Geely warns of tough outlook

City A.M. Reporter
CHINA’S Geely, whose parent bought Ford’s Volvo unit this month, warned of tougher competition and slower sales after its record first-half earnings beat forecasts yesterday.

China overtook the United States last year to become the world’s biggest car market, as Beijing rolled out incentives to boost spending during the global downturn.

But that growth is expected to wane in the second half as the government presses the brakes to keep the economy from overheating.

Geely, which has been trying to move up the value chain by launching bigger and better quality cars in China, posted a 804.85m yuan (£76.61m) net profit for the first six months of this year against 595.91m yuan a year earlier.

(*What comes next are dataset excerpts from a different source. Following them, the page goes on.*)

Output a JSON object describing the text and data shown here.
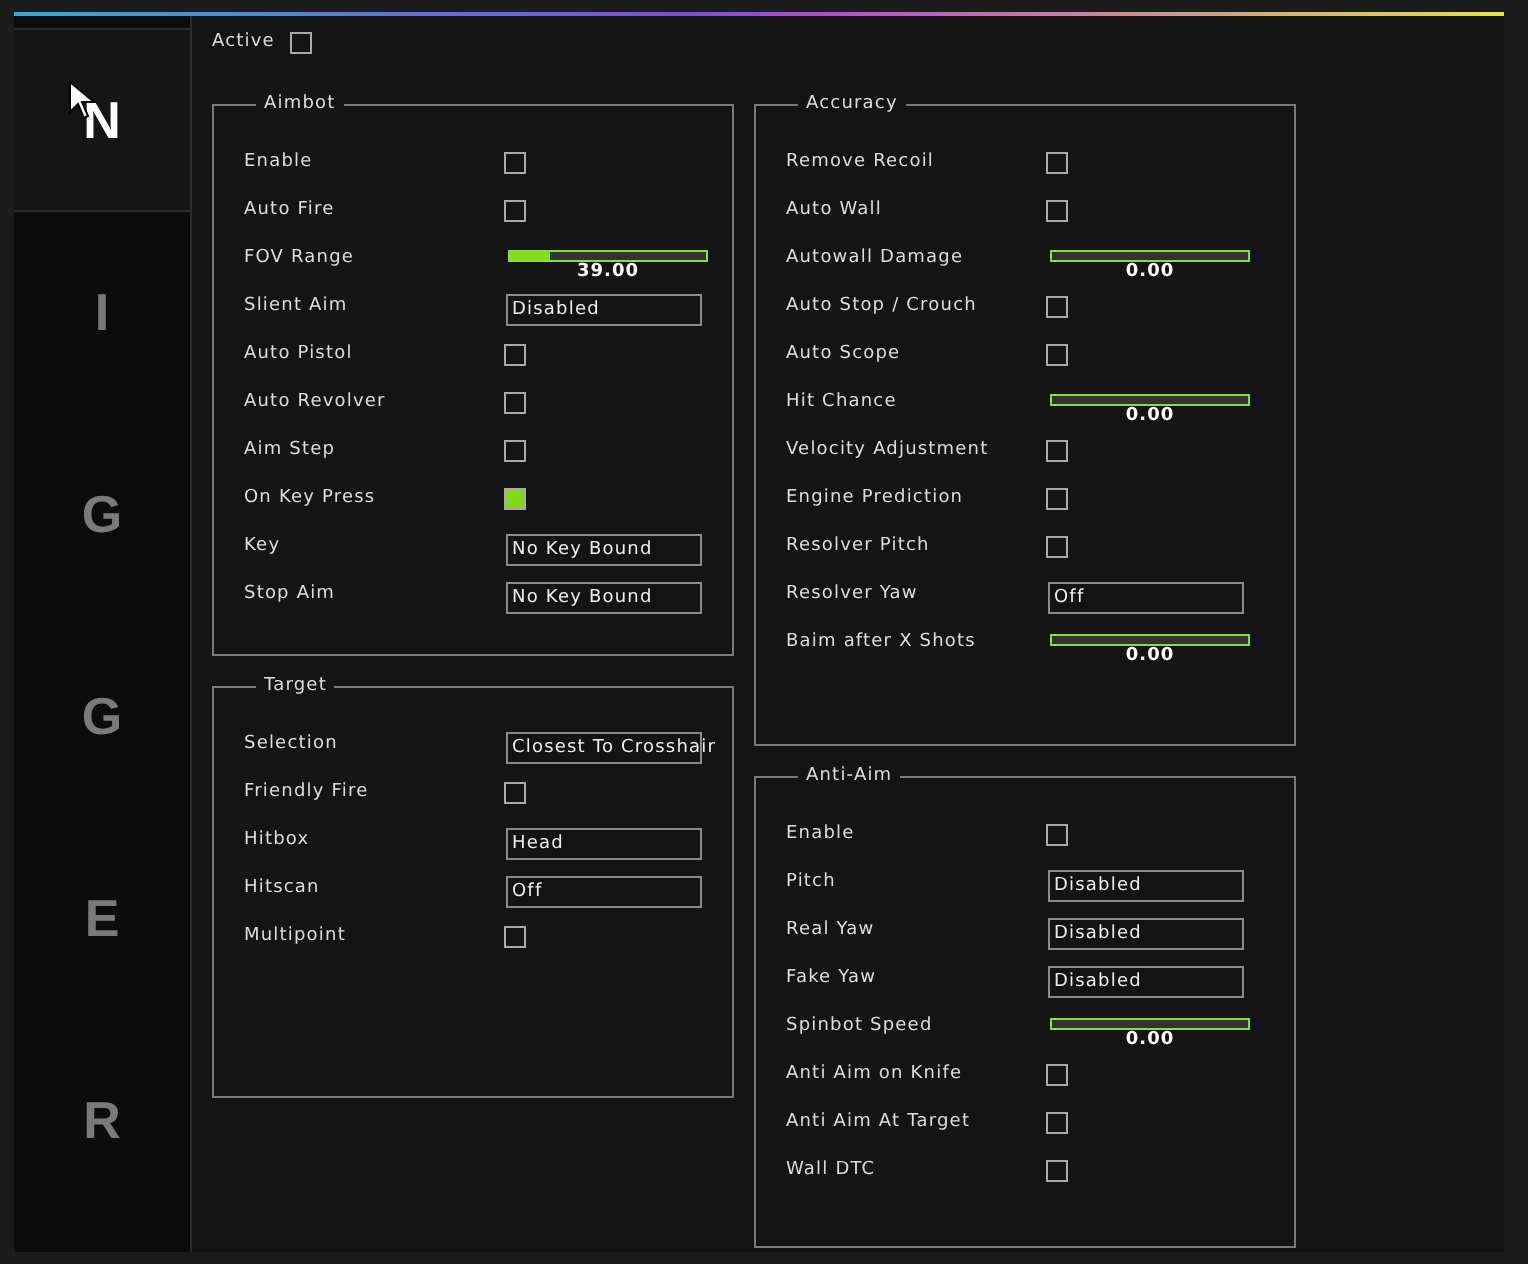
{
  "sidebar": {
    "tabs": [
      {
        "label": "N",
        "selected": true
      },
      {
        "label": "I",
        "selected": false
      },
      {
        "label": "G",
        "selected": false
      },
      {
        "label": "G",
        "selected": false
      },
      {
        "label": "E",
        "selected": false
      },
      {
        "label": "R",
        "selected": false
      }
    ]
  },
  "active": {
    "label": "Active",
    "checked": false
  },
  "columns": [
    {
      "groups": [
        {
          "title": "Aimbot",
          "rows": [
            {
              "kind": "checkbox",
              "label": "Enable",
              "checked": false
            },
            {
              "kind": "checkbox",
              "label": "Auto Fire",
              "checked": false
            },
            {
              "kind": "slider",
              "label": "FOV Range",
              "level": 0.2,
              "reading": "39.00"
            },
            {
              "kind": "dropdown",
              "label": "Slient Aim",
              "value": "Disabled"
            },
            {
              "kind": "checkbox",
              "label": "Auto Pistol",
              "checked": false
            },
            {
              "kind": "checkbox",
              "label": "Auto Revolver",
              "checked": false
            },
            {
              "kind": "checkbox",
              "label": "Aim Step",
              "checked": false
            },
            {
              "kind": "checkbox",
              "label": "On Key Press",
              "checked": true
            },
            {
              "kind": "dropdown",
              "label": "Key",
              "value": "No Key Bound"
            },
            {
              "kind": "dropdown",
              "label": "Stop Aim",
              "value": "No Key Bound"
            }
          ]
        },
        {
          "title": "Target",
          "rows": [
            {
              "kind": "dropdown",
              "label": "Selection",
              "value": "Closest To Crosshair"
            },
            {
              "kind": "checkbox",
              "label": "Friendly Fire",
              "checked": false
            },
            {
              "kind": "dropdown",
              "label": "Hitbox",
              "value": "Head"
            },
            {
              "kind": "dropdown",
              "label": "Hitscan",
              "value": "Off"
            },
            {
              "kind": "checkbox",
              "label": "Multipoint",
              "checked": false
            }
          ]
        }
      ]
    },
    {
      "groups": [
        {
          "title": "Accuracy",
          "rows": [
            {
              "kind": "checkbox",
              "label": "Remove Recoil",
              "checked": false
            },
            {
              "kind": "checkbox",
              "label": "Auto Wall",
              "checked": false
            },
            {
              "kind": "slider",
              "label": "Autowall Damage",
              "level": 0,
              "reading": "0.00"
            },
            {
              "kind": "checkbox",
              "label": "Auto Stop / Crouch",
              "checked": false
            },
            {
              "kind": "checkbox",
              "label": "Auto Scope",
              "checked": false
            },
            {
              "kind": "slider",
              "label": "Hit Chance",
              "level": 0,
              "reading": "0.00"
            },
            {
              "kind": "checkbox",
              "label": "Velocity Adjustment",
              "checked": false
            },
            {
              "kind": "checkbox",
              "label": "Engine Prediction",
              "checked": false
            },
            {
              "kind": "checkbox",
              "label": "Resolver Pitch",
              "checked": false
            },
            {
              "kind": "dropdown",
              "label": "Resolver Yaw",
              "value": "Off"
            },
            {
              "kind": "slider",
              "label": "Baim after X Shots",
              "level": 0,
              "reading": "0.00"
            }
          ]
        },
        {
          "title": "Anti-Aim",
          "rows": [
            {
              "kind": "checkbox",
              "label": "Enable",
              "checked": false
            },
            {
              "kind": "dropdown",
              "label": "Pitch",
              "value": "Disabled"
            },
            {
              "kind": "dropdown",
              "label": "Real Yaw",
              "value": "Disabled"
            },
            {
              "kind": "dropdown",
              "label": "Fake Yaw",
              "value": "Disabled"
            },
            {
              "kind": "slider",
              "label": "Spinbot Speed",
              "level": 0,
              "reading": "0.00"
            },
            {
              "kind": "checkbox",
              "label": "Anti Aim on Knife",
              "checked": false
            },
            {
              "kind": "checkbox",
              "label": "Anti Aim At Target",
              "checked": false
            },
            {
              "kind": "checkbox",
              "label": "Wall DTC",
              "checked": false
            }
          ]
        }
      ]
    }
  ]
}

The record profit topped an average forecast of 756.4m yuan from analysts.

The company sold 195,734 cars in the first six months, up 42 per cent from a year earlier. But its July sales growth turned negative, falling 12 per cent to 21,684 year-on-year.

Competition is rising in China as some car makers cut prices to boost sales, which have been slowing down from last year’s breakneck pace.

Founded by chairman Li Shufu, dubbed the Henry Ford of China, Geely said it will launch new and higher end car models this year and focus on building its export business to making it less vulnerable to China’s volatile domestic market.

Despite the dimming outlook for China’s car market, there is a potential bright spot for the carmaker -- its parent’s new Volvo unit.

If the Geely’s parent, Zhejiang Geely, can turn Volvo around, that could allow Geely to benefit from technology transfers and eventually take over the premium brand, said Man.

Volvo has been profitable since the start of the year, said Li Shufu, a big change for the luxury brand, which posted a $653m (£423m) pre-tax loss last year.